Firstly, he added, parents needed to monitor their children while playing in the water.

He pointed to a study by the Perak Clinical Research Centre which showed that about 500 children drowned annually, and it was the second highest cause of death among children.

“Drowning cases often involve students and teens, especially during the school holidays. More worrying, half of the victims are those who tried to save other children.

“More often than not, many parents are unaware that their children are playing near the river or pond,” he said, adding that schools also have to create awareness on drowning by inviting representatives from WASC or relevant agencies to give a briefing on the danger of drowning before the school holidays begin.
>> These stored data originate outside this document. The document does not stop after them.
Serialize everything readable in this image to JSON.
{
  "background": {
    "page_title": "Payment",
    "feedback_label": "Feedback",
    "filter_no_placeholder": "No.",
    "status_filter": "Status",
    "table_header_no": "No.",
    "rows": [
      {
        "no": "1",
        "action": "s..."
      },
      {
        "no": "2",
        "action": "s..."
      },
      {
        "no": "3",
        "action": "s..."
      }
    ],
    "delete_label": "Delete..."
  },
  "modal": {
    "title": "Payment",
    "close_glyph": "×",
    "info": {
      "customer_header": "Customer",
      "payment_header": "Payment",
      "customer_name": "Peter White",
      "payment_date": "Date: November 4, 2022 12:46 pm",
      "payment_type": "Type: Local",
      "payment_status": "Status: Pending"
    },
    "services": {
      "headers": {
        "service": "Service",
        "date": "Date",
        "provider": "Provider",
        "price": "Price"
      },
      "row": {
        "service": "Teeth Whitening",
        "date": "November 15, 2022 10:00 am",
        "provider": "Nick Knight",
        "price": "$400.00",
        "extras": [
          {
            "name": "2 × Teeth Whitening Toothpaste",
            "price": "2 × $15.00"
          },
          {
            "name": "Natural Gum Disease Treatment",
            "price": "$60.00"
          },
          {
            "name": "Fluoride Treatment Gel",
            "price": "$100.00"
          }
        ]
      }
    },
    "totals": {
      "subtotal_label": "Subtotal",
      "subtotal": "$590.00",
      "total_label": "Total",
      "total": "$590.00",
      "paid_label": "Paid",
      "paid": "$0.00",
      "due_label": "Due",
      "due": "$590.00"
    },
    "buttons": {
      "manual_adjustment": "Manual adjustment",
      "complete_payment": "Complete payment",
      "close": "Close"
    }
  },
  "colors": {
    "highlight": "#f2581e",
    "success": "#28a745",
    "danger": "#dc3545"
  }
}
Similarly, Lee stressed, local authorities should also pay serious attention and provide adequate funds to ensure the safety of waterfalls, water recreation areas and beaches under their jurisdiction.

“Warning signs should be installed at strategic places to remind the public of the danger of drowning in high-risk areas while damaged or vandalised signages should be replaced immediately.

“The authorities must also compel landowners to fence disused mining pools or ponds on their lands.

“All parties should make drowning prevention as part of their culture while children and school students should be taught about the danger of drowning and ways to avoid being a victim.

“If possible, all children should be sent to swimming classes besides learning about first aid to help the victims of drowning and other disasters,” he added.

Meanwhile, Dr Amar said for every one dengue death among children, 30 died from drowning.

He said for this year, the Perak Clinical Research Centre had obtained the support from the Health Ministry to establish a National Registry on Drowning in Children with a view to identify areas it can work on in terms of prevention.

He added that the incidents of 31 children who drowned in swimming pools and theme parks could have been prevented by better vigilance and adequate safety measures.

“No child should be unsupervised in or near any body of water. The rule needs to be enforced especially at swimming pools and theme parks. No child should be allowed into the water without an accompanying adult. Children under five-years-old should routinely be offered lifeguard-approved flotation devices.

“Adequate numbers of trained lifeguards must be available at all swimming pools and theme parks whenever they are operational. All swimming pools should have fencing around all four sides to prevent accidental entry by a young child.

“With the end of year school holidays just around the corner, parents, hotel managers and theme park administrators should increase vigilance and review safety measures to prevent further drowning in children. It is tragic for a young child to lose their life or be brain damaged by drowning when involved in any recreational activities,” he added.

This article is based on the Drowning Prevention seminar at Penang Medical College on October 11, 2017.

The article was published in New Straits Times Online

The seminar organised by Prof Dr R. Krishnan, PMC’s Head of Family Medicine who is also a member of the Water Activity Safety Council and co-sponsored by Urban Wellbeing, Housing and Local Government Ministry also saw panel speakers from Urban Wellbeing, Housing and Local Government Ministry, assistant chief secretary, Mohamad Faizal Bolhan, Life Saving Society of Malaysia (LSSM) president and WASC member, Mr Lim Chi’en Cheng and Perak Clinical Research Centre head Datuk Dr Amar Singh, who is also Head of Paediatrics Unit at Raja Permaisuri Bainun Ipoh Hospital.